I have a pandas dataframe with some texts and labels.
import pandas as pd
import numpy as np
# Set a seed for reproducibility
np.random.seed(42)
# Generate dummy data
data = {
'Text': [
"Paid utility bills",
"Salary received from XYZ Corp",
"Dinner expenses at ABC Restaurant",
"Investment dividends",
"Rent payment"
],
'Label': ['Expense', 'Income', 'Expense', 'Income', 'Expense']
}
# Create a pandas DataFrame
df = pd.DataFrame(data)
How do I transform my dataset for BERT NER task? i.e how do I insert custom tags such that the data is in a similar format to some of the other datasets used for NER such as the one below.

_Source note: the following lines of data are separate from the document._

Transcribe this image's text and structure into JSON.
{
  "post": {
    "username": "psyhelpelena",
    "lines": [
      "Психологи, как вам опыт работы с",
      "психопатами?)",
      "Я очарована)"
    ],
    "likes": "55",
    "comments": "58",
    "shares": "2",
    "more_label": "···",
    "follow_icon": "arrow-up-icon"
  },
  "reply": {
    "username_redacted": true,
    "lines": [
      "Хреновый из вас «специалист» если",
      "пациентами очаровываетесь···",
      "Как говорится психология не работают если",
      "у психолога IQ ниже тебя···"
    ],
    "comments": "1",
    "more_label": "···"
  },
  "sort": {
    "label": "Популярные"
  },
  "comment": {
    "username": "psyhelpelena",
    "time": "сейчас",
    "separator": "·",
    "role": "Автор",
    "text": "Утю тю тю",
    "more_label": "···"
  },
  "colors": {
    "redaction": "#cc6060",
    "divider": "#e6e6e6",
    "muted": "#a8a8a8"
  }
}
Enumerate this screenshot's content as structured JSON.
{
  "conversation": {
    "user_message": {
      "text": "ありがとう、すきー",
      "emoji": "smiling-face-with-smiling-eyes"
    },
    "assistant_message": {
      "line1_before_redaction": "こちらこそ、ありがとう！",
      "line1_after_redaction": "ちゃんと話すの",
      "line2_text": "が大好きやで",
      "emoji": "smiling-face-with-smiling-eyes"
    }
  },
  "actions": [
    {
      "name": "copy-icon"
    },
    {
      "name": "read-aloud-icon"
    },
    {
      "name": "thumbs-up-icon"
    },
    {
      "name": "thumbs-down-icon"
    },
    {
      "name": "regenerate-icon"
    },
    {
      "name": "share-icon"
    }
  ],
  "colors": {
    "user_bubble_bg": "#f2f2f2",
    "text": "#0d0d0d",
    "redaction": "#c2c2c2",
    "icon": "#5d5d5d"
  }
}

I am expecting the data to be something like this:
Salary received from XYZ Corp [sep] Investment dividends [sep] Rent payment
Inc-B Inc-I Inc-I Inc-I 0 Inc-B Inc-I 0 Exp-B Exp-I
Salary received from XYZ Corp [ORG]
from transformers import AutoTokenizer, AutoModelForTokenClassification
from transformers import pipeline
tokenizer = AutoTokenizer.from_pretrained("EvanD/dutch-ner-xlm-conll2003")
ner_model = AutoModelForTokenClassification.from_pretrained("EvanD/dutch-ner-xlm-conll2003")
nlp = pipeline("ner", model=ner_model, tokenizer=tokenizer, aggregation_strategy="simple")
example = "George Washington ging naar Washington"
ner_results = nlp(example)
print(ner_results)
# {
# "start_pos": 0,
# "end_pos": 17,
# "text": "George Washington",
# "score": 0.9999986886978149,
# "label": "PER"
# }
# {
# "start_pos": 28,
# "end_pos": 38,
# "text": "Washington",
# "score": 0.9999939203262329,
# "label": "LOC"
# }